Ist die Uraufführung das eigentliche Original?

Hatten Sie vor Ihrem Probenbesuch eine Geschichte mit Ödön von Horváth?
Ich habe die „Geschichten aus dem Wiener Wald“ als junges Mädchen gelesen und dieses wirklich sehr traurige und kaputte Porträt einer Epoche stark wahrnehmen können. Die Gefahr für die junge Frau in diesem Stück ist erschütternd. Auch in KASIMIR UND KAROLINE wird eine gescheiterte Emanzipationsbewegung sichtbar. Karoline möchte sich über einen Mann sozial emanzipieren, obwohl sie selbst eine berufstätige Frau ist und das auch betont. Es geht um gescheiterte Liebe, gescheiterte Moral, aber auch um gescheiterte Emanzipation.
Wie nehmen Sie als bildende Künstlerin das Bühnenbild wahr?
Ich empfinde es als sehr filmisch, vor allem am Anfang, der wirkt wie in einem Kino, wenn sich die Filmformate einstellen. Es ist ja auch kein Bühnenbild mit großer Raumtiefe, sondern fast eine Fläche, deren oberer und unterer Teil wie ein Split-Screen wirken, auf dem die Ober- und die Unterwelt zu sehen sind.

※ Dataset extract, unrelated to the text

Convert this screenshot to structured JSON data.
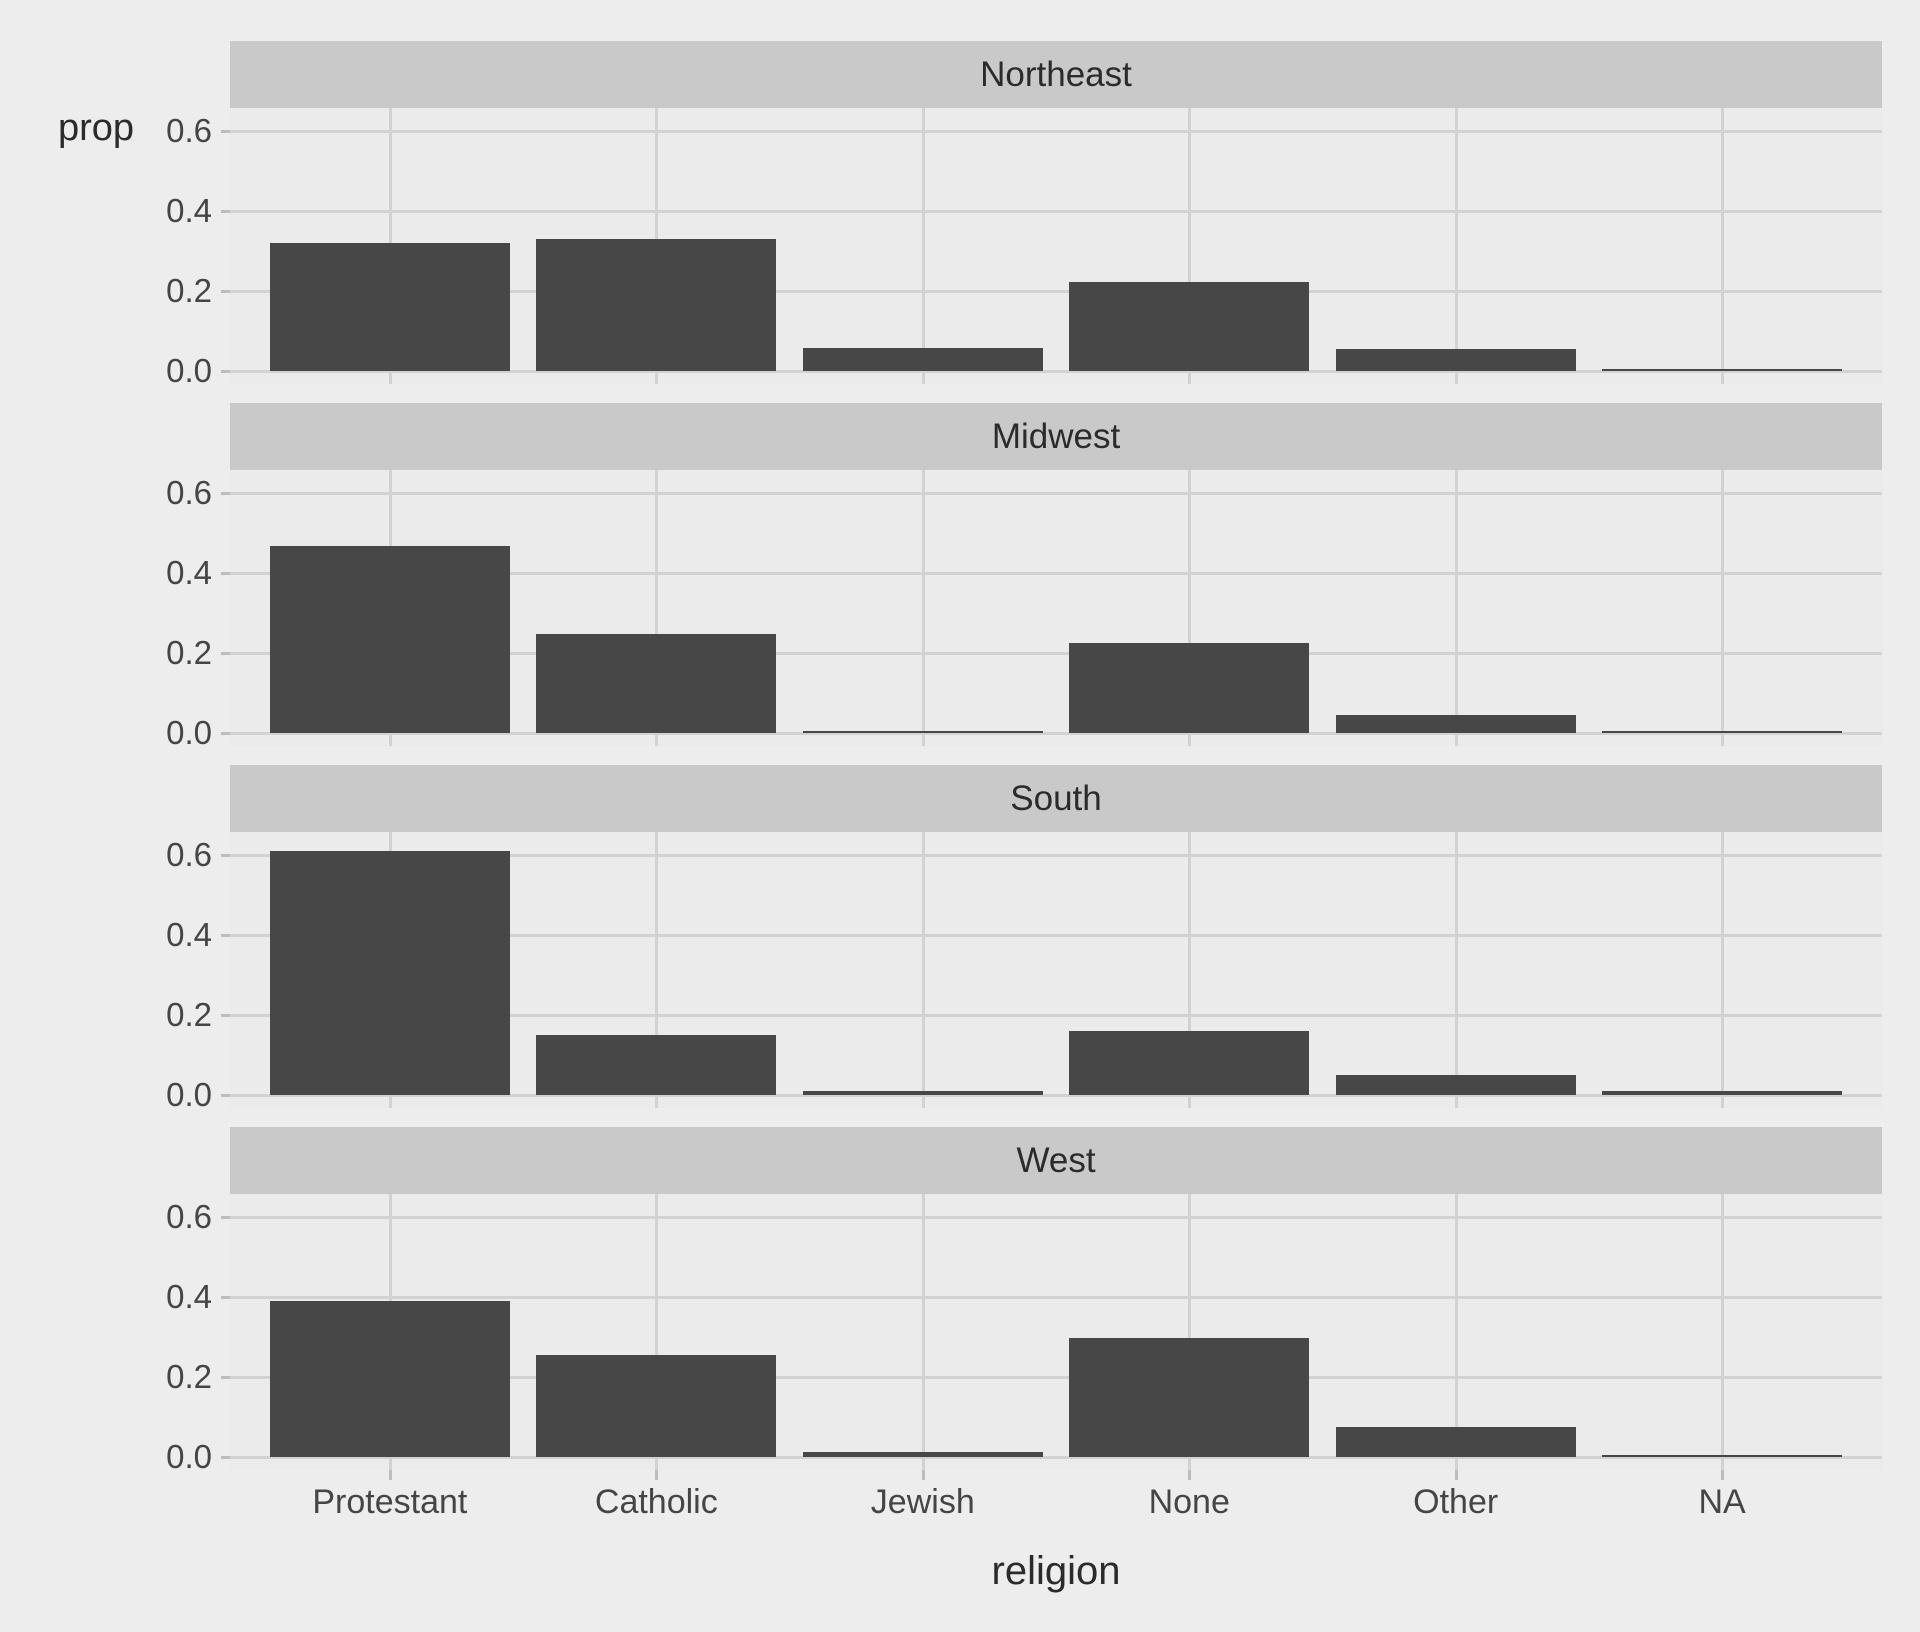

Haben Sie einen Bezug zum Theater?
Mein Mann Willi Dorner ist Künstler und Choreograf für Zeitgenössischen Tanz – die Idee mit den Kopien von Gesichtern für meine Arbeit in diesem Heft kommt aus dem Stück „inbetween“ von ihm. Durch eine regelmäßige Zusammenarbeit bin ich sehr bühnenaffin. Auch ist meine Schwester Schauspielerin und ich war viel im Theater, sie auf den deutschen Bühnen besuchen. Als Kind und Jugendliche habe ich auch selbst Theater gespielt. Die Fotografie, mein künstlerisches Medium, ist nicht sehr expressiv. Man hält sich hinter einem Apparat auf. Sie ist nicht so gestisch wie die Malerei, nicht so physisch wie die Bildhauerei, sondern eigentlich sehr verhalten. Ich habe mich immer wieder gefragt, warum ich mich entschieden habe, hinter der Kamera zu arbeiten. Ich unterrichte aber seit eineinhalb Jahren an der Universität für Angewandte Kunst, wo ich eine Werkstatt für analoge Fotografie aufgebaut habe. Das hat auch etwas Performatives – eine Vorlesung ist wie ein kleiner Auftritt, mit Vorbereitung und voller Präsenz.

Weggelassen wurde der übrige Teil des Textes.